I stopped in Singapore last week on my way to Bali for a microcredit summit. I was blessed with an eight hour layover--the perfect opportunity to see a city I wouldn't otherwise treat as a destination. Friends told me to stay in the airport--"the shopping is incredible." But, I've found that shopping is less incredible when you make an emerging market salary in a developed country shopping arcade.

I signed up, instead, for the free tour of Singapore for passengers with layovers more than 5 hours. It consisted of a bus ride to a boat ride and then back on the bus--all narrated by a happy guide. There are all sorts of talking points I'm sure I could have incorporated into this entry had I not fallen asleep the minute the wheels started rolling on the way to and from the boat.

Here's what I can tell you: Singapore is clean. We all know this, and true to form, there's no gum in sight. Additionally, there seem to be very few people who venture out of shopping malls--underground passageways connect one mall to another. I saw maybe a total of 5 locals the entire tour (could have been my own fault thought; as I said, my eyes were closed most of the time). Other notes: there are quite a few sky scrapers and more on the way. You will be sentenced to death for drug trafficking. And what else? Oh, this is what I caught from the guide: "Singapore is made up primarily of 4 cultural groups: Indians, Chinese, Malays and Others." I didn't realize that Others was an actual group, but according to the guide, it is group 4. This must be the category reserved for "Anglos of Global Origin."

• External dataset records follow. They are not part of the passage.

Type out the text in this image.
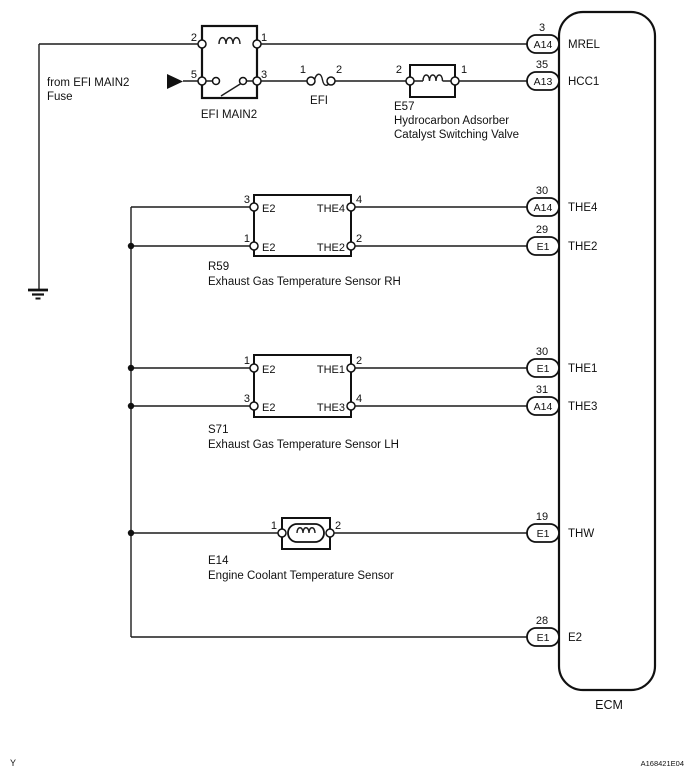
from EFI MAIN2
Fuse
2	1
5	3
EFI MAIN2
1	2
EFI
2	1
E57
Hydrocarbon Adsorber
Catalyst Switching Valve
3	4
1	2
E2	THE4
E2	THE2
R59
Exhaust Gas Temperature Sensor RH
1	2
3	4
E2	THE1
E2	THE3
S71
Exhaust Gas Temperature Sensor LH
1	2
E14
Engine Coolant Temperature Sensor
ECM
3
A14 MREL
35
A13 HCC1
30
A14 THE4
29
E1 THE2
30
E1 THE1
31
A14 THE3
19
E1 THW
28
E1 E2
Y	A168421E04
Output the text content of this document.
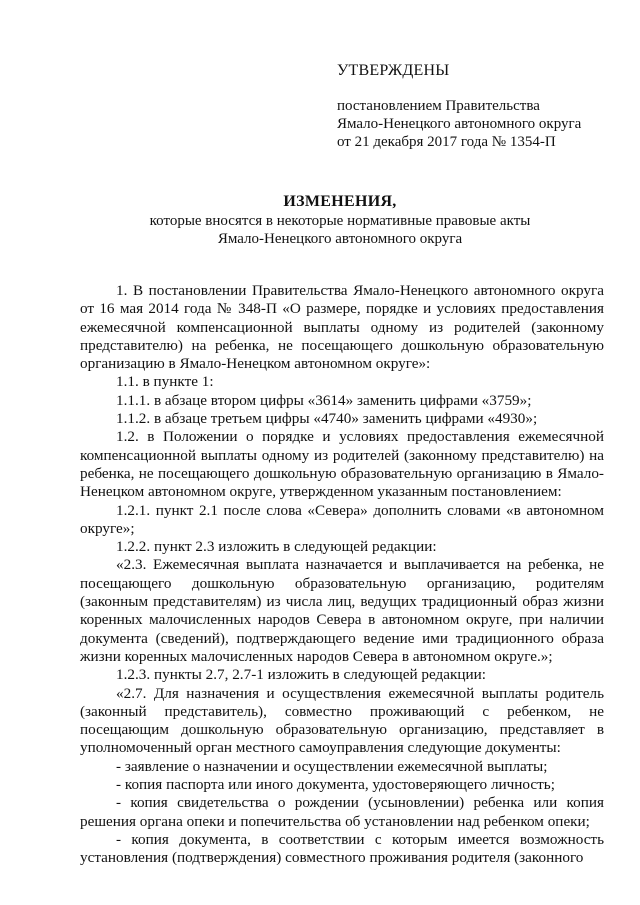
УТВЕРЖДЕНЫ
постановлением Правительства
Ямало-Ненецкого автономного округа
от 21 декабря 2017 года № 1354-П
ИЗМЕНЕНИЯ,
которые вносятся в некоторые нормативные правовые акты
Ямало-Ненецкого автономного округа

1. В постановлении Правительства Ямало-Ненецкого автономного округа от 16 мая 2014 года № 348-П «О размере, порядке и условиях предоставления ежемесячной компенсационной выплаты одному из родителей (законному представителю) на ребенка, не посещающего дошкольную образовательную организацию в Ямало-Ненецком автономном округе»:

1.1. в пункте 1:

1.1.1. в абзаце втором цифры «3614» заменить цифрами «3759»;

1.1.2. в абзаце третьем цифры «4740» заменить цифрами «4930»;

1.2. в Положении о порядке и условиях предоставления ежемесячной компенсационной выплаты одному из родителей (законному представителю) на ребенка, не посещающего дошкольную образовательную организацию в Ямало-Ненецком автономном округе, утвержденном указанным постановлением:

1.2.1. пункт 2.1 после слова «Севера» дополнить словами «в автономном округе»;

1.2.2. пункт 2.3 изложить в следующей редакции:

«2.3. Ежемесячная выплата назначается и выплачивается на ребенка, не посещающего дошкольную образовательную организацию, родителям (законным представителям) из числа лиц, ведущих традиционный образ жизни коренных малочисленных народов Севера в автономном округе, при наличии документа (сведений), подтверждающего ведение ими традиционного образа жизни коренных малочисленных народов Севера в автономном округе.»;

1.2.3. пункты 2.7, 2.7-1 изложить в следующей редакции:

«2.7. Для назначения и осуществления ежемесячной выплаты родитель (законный представитель), совместно проживающий с ребенком, не посещающим дошкольную образовательную организацию, представляет в уполномоченный орган местного самоуправления следующие документы:

- заявление о назначении и осуществлении ежемесячной выплаты;

- копия паспорта или иного документа, удостоверяющего личность;

- копия свидетельства о рождении (усыновлении) ребенка или копия решения органа опеки и попечительства об установлении над ребенком опеки;

- копия документа, в соответствии с которым имеется возможность установления (подтверждения) совместного проживания родителя (законного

Before the bus tour, I stumbled upon a coffee shop with a sizeable banana walnut muffin with my name on it. As I was perusing their cold food section, I stumbled across this lost soul: TEX-MEX potato salad. Really? I've never even had that in Texas. According to the "barista," the "chef" (this word is being bandied about with a bit too much creative license, me thinks. It is a coffee shop!) worked in the States for a while.

Other Singapore observations: it's a bit like San Francisco, a beautiful city completely devoid of energy or character. That's not a knock against the mass migrators I know who recently moved to SF. Just my opinion of the city of fog...and now Singapore.

Anyway, I whiled away the hours after the tour in the airport, abused the "testers" in the cosmetics stores, bought some Chinese goji berries, gagged as I passed the dried pork store, and seriously considered purchasing some Ginger and Lily Shanghai Tang perfume for $57. And then I remembered that I don't make dollars.